Ele nos ensina que a cidadania também é um ato de fé. Usa a palavra e o conhecimento de maneira muito acessível. Sua mensagem nos leva à paz, mas também à responsabilidade.
Ele nos convida a ser cidadãos e isso tudo pregando e praticando uma religião que não nos infantiliza.
Em todos os tempos os poderosos insistem em perseguir e querer calar as vozes proféticas.
Estou perplexo com o maquiavelismo como os insatisfeitos com o Frei Cláudio o tratam  nesse episódio.
Ao Frei Cláudio dedicamos a nossa solidariedade.
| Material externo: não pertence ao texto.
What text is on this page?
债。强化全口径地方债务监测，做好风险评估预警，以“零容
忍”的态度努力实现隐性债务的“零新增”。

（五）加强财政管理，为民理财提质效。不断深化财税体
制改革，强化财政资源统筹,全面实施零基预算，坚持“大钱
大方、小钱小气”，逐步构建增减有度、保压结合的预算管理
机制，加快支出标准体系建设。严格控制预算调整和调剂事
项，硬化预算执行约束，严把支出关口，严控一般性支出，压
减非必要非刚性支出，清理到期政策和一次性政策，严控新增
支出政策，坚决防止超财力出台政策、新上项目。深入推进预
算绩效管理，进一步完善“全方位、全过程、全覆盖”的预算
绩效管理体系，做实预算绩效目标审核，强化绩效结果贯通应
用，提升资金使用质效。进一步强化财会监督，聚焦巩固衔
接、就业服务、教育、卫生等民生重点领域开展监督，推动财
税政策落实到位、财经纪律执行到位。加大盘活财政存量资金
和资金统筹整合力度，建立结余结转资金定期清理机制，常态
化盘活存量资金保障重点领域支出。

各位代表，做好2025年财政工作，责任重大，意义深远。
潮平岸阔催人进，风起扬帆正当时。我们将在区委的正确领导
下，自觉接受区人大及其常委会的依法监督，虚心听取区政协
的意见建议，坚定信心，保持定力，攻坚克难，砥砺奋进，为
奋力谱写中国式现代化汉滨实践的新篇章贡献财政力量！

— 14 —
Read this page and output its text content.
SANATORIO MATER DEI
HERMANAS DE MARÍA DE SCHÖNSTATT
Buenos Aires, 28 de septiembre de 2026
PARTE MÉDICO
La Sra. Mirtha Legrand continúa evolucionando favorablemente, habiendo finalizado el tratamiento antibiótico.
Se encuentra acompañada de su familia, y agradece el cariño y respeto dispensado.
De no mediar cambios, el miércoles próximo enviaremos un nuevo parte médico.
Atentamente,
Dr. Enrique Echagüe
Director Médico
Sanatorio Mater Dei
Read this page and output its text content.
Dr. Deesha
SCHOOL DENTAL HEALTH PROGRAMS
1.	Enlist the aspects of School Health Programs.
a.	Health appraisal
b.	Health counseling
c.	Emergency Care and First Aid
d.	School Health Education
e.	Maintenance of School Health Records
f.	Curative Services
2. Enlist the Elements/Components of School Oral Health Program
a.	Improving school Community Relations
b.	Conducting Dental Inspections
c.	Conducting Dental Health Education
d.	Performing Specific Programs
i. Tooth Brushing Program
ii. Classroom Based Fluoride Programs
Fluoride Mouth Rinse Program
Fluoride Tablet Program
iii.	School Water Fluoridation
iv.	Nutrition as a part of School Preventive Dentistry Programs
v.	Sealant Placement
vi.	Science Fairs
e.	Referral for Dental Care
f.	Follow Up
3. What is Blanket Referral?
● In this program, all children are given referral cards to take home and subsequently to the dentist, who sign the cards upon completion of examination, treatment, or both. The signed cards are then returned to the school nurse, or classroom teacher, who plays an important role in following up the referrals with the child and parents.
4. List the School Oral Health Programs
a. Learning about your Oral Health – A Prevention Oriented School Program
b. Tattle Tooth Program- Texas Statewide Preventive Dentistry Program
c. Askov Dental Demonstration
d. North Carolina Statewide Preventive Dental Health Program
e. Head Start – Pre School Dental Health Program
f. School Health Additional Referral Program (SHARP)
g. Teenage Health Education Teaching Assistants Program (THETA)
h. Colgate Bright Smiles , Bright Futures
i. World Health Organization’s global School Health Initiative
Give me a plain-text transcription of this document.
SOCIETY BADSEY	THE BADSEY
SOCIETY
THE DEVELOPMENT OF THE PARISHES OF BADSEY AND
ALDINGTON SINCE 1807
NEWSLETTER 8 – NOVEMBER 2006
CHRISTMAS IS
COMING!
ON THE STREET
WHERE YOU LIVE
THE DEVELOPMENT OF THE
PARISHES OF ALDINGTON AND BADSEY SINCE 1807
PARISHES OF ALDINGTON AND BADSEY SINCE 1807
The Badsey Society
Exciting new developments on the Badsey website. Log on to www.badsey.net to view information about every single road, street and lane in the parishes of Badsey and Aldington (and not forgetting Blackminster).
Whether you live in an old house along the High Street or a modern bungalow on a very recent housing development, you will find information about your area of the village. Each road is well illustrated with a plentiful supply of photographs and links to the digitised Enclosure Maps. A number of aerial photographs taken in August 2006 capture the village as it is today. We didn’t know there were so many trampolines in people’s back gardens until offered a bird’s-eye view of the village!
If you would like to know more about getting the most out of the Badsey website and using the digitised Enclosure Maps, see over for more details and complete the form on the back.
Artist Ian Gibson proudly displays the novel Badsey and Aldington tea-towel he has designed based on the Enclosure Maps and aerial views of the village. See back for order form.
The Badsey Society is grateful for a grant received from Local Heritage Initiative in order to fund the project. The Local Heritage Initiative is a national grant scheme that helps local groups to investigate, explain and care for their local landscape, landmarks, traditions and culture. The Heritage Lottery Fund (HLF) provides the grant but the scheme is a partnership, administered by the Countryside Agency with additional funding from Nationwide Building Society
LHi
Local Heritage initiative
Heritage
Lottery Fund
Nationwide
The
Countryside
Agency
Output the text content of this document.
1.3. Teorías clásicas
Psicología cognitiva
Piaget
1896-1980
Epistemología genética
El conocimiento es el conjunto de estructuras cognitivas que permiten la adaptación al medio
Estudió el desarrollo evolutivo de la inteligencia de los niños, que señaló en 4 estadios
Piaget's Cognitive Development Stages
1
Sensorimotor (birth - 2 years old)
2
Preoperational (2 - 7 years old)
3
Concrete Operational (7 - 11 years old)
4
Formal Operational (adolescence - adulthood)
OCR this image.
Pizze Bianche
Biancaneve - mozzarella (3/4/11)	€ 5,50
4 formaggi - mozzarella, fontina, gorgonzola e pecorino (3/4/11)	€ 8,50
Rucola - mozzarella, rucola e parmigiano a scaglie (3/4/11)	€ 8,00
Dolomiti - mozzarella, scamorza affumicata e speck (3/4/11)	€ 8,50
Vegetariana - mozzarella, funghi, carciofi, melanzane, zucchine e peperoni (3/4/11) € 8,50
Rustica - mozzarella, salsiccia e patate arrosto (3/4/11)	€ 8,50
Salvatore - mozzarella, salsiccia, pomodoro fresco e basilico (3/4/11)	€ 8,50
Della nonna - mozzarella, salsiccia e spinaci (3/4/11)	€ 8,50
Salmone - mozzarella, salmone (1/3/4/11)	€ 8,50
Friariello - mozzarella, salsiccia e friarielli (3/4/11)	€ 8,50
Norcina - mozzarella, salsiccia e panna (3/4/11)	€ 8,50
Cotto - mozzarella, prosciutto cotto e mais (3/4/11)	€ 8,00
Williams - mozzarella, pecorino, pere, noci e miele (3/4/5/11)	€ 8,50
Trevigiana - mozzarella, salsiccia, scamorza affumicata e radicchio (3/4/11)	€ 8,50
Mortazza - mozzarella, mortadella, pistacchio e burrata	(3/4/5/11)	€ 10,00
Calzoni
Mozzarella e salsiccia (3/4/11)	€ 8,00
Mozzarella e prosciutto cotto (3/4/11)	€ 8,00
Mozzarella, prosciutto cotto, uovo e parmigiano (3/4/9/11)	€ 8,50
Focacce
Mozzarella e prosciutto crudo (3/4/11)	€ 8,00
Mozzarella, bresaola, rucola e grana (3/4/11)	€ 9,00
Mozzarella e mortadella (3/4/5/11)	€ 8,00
Por sabermos da importância do Frei Cláudio para a comunidade é fundamental registrarmos algumas das várias manifestações de solidariedade a ele pelas redes sociais:

Igor Bastos:
Defender uma Igreja mais aberta e que dialoga com o mundo contemporâneo é o que faz o Frei Cláudio. Isso, agora, se pode dizer em comunhão com o Papa Francisco, que na sua exortação apostólica chama atenção dos religiosos que tem “um cuidado ostensivo da liturgia, da doutrina e do prestigio da Igreja, mas sem que se preocupem com a inserção real do Evangelho”. Vai em frente Frei Cláudio. Uma Igreja missionária, alegre, aberta aos leigos sem medo de dialogar com os grandes temas do mundo de hoje.

Charles Duarte:
Frei Claudio, o homem da inclusão!!!

Alexandre Péret:
O Frei Cláudio está anos luz à frente deste tempo. Seu espírito é muito avançado para o alcance das mentes que se atrelam aos preconceitos, dogmas, infalibilidades Papais, dentre outros moldes criados pelo homem para a formação de uma “Igreja” arcaica e controladora.
Todos os inúmeros episódios de repulsa aos pensamentos, ensinamentos e ações do Frei Cláudio, muitos deles vividos por mim junto com ele, me faz lembrar uma frase de Jesus: "Pai, perdoa-lhes, eles não sabem o que fazem" (Lc 23,34).
Digo isso com convicção, pois passei mais de dez anos consecutivos junto com ele vivenciando diariamente sua riqueza espiritual impressa em todos os inúmeros serviços prestados por ele aos pobres e que conheci muito bem.
Sua evolução e maturidade espiritual transcendem a percepção de alguns, que por não suportarem inovações tentaram afastá-lo de seu ofício algumas vezes, mas acabaram sempre sucumbindo perante a resposta do povo que, talvez pela força das próprias reflexões dele, conseguiu romper os grilhões que tentaram sufocar sua voz.
Minha verdadeira catequese foi ter vivido com o Frei Cláudio, quando trabalhamos juntos muitos anos, eu ajudando na organização dos serviços da Província Carmelitana de Santo Elias e na coordenação do Grupo de Formação Humana para jovens e ele na sustentação de uma ação pastoral inovadora muito além da capacidade de entendimento daqueles com pouca sensibilidade.
Valeu Frei Cláudio.



José Aparecido Ribeiro:
Ao trazer o Evangelho para o nosso tempo, Frei Claudio supera as barreiras da linguagem e nos faz compreende-lo. Ele nos dá provas de que é possível viver a razão e a fé de forma construtiva e complementar. Embora alguns sacerdotes insistam em dizer o contrário, entre nós e Deus não existem pontes ou cancelas, ele é disponível para todos, indistintamente e a qualquer hora.
 Por isso acredito em Frei Cláudio, na sua pedagogia didática e sugiro à Cúria que deixem uma porta aberta para o diálogo adulto, que permita a continuidade de frei Cláudio naquela Paróquia. Fica difícil aceitar e até imaginar que numa Instituição como a Igreja, o diálogo não seja o meio utilizado para superar quaisquer animosidades


Adriana Araújo:
“Todas as pessoas que conhecem frei Cláudio sabem o quanto é uma pessoa afastada do poder e das vaidades. A missa das 11h é a última gota d’água tirada de uma comunidade ativa e participante.”